I should be glad to give my hon. friend the information, but as the Prime Minister has just come into the Chamber, he is the proper channel of information of that kind. I may explain to the Prime Minister that, in connection with the penitentiaries, the hon. gentleman (Mr. Maclean) wishes some information about a court for the empire.
The Solicitor General (Hon. Mr. Fitzpatrick) was on his feet, and in connection with an item relating to his department, I asked him whether he was in a position to tell the committee what truth there was in the report of an extension of the Judicial Committee of the Privy Council-
The only truth in the statement is, that the government of this country, as well as those of the other self-governing colonies, have been invited to a conference in England to consider that matter, and we shall send a delegate some time in May or June.

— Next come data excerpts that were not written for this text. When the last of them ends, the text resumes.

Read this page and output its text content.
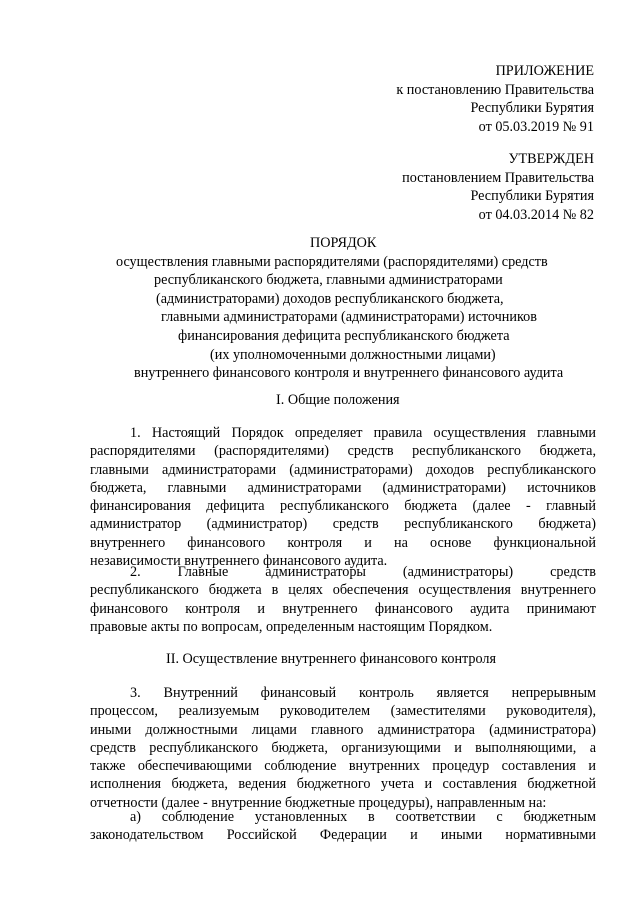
ПРИЛОЖЕНИЕ
к постановлению Правительства
Республики Бурятия
от 05.03.2019 № 91
УТВЕРЖДЕН
постановлением Правительства
Республики Бурятия
от 04.03.2014 № 82
ПОРЯДОК
осуществления главными распорядителями (распорядителями) средств
республиканского бюджета, главными администраторами
(администраторами) доходов республиканского бюджета,
главными администраторами (администраторами) источников
финансирования дефицита республиканского бюджета
(их уполномоченными должностными лицами)
внутреннего финансового контроля и внутреннего финансового аудита
I. Общие положения
1. Настоящий Порядок определяет правила осуществления главными
распорядителями (распорядителями) средств республиканского бюджета,
главными администраторами (администраторами) доходов республиканского
бюджета, главными администраторами (администраторами) источников
финансирования дефицита республиканского бюджета (далее - главный
администратор (администратор) средств республиканского бюджета)
внутреннего финансового контроля и на основе функциональной
независимости внутреннего финансового аудита.
2. Главные администраторы (администраторы) средств
республиканского бюджета в целях обеспечения осуществления внутреннего
финансового контроля и внутреннего финансового аудита принимают
правовые акты по вопросам, определенным настоящим Порядком.
II. Осуществление внутреннего финансового контроля
3. Внутренний финансовый контроль является непрерывным
процессом, реализуемым руководителем (заместителями руководителя),
иными должностными лицами главного администратора (администратора)
средств республиканского бюджета, организующими и выполняющими, а
также обеспечивающими соблюдение внутренних процедур составления и
исполнения бюджета, ведения бюджетного учета и составления бюджетной
отчетности (далее - внутренние бюджетные процедуры), направленным на:
а) соблюдение установленных в соответствии с бюджетным
законодательством Российской Федерации и иными нормативными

I am not sure that he is satisfied, but he is obliged to accept. He proceeded by petition of right, claiming $4,000. After his petition had proceeded a certain way in the courts, it was decided to refer the case to a referee, the understanding being that all parties should abide by his award. Mr. Lussier has protested, but the amount, I think, was reasonable. It is true he has suffered some damage, but I do not think he has suffered anything like the amount claimed.
Administration of Justice-Dominion Police- Canal Protection Service-Further amount required, $12,000.
This is required to continue the service of protecting the canals, at its present strength. We have maintained this service for the last two years. I may say that the cost of protection has been heretofore about $4,000 a month, and the rate of pay of constables has varied from $1.50 to $2. It is the same service that was inaugurated two years ago at a time when hon. gentlemen will agree it was prudent to adopt this system.
The Mounted Police Department reports that the rate heretofore allowed of $1 per day for maintenance of prisoners is too small, and they ask for $2 per diem. This necessitates doubling the present vote.
It is a very extravagant estimate. In our jails throughout the province of Ontario prisoners are well maintained on from five to ten cents per day. $2 a day is a most extravagant estimate for the support of a prisoner. They must be provided for very lavishly indeed. I think they must feed them on the same fare that they provide for the high court judges out there.
The hon. gentleman must be mistaken when he says that prisoners are maintained for from five to ten cents per day. That will not supply food that will maintain a man in health in any country in the world.
I think the Minister of Agriculture must not have read the report of the Minister of Justice very lately, or he would have found that such is the case. I am speaking entirely from memory, but I am confident that in my own county it does not cost anything like ten cents a day to maintain a prisoner, and they are well fed, and get fat.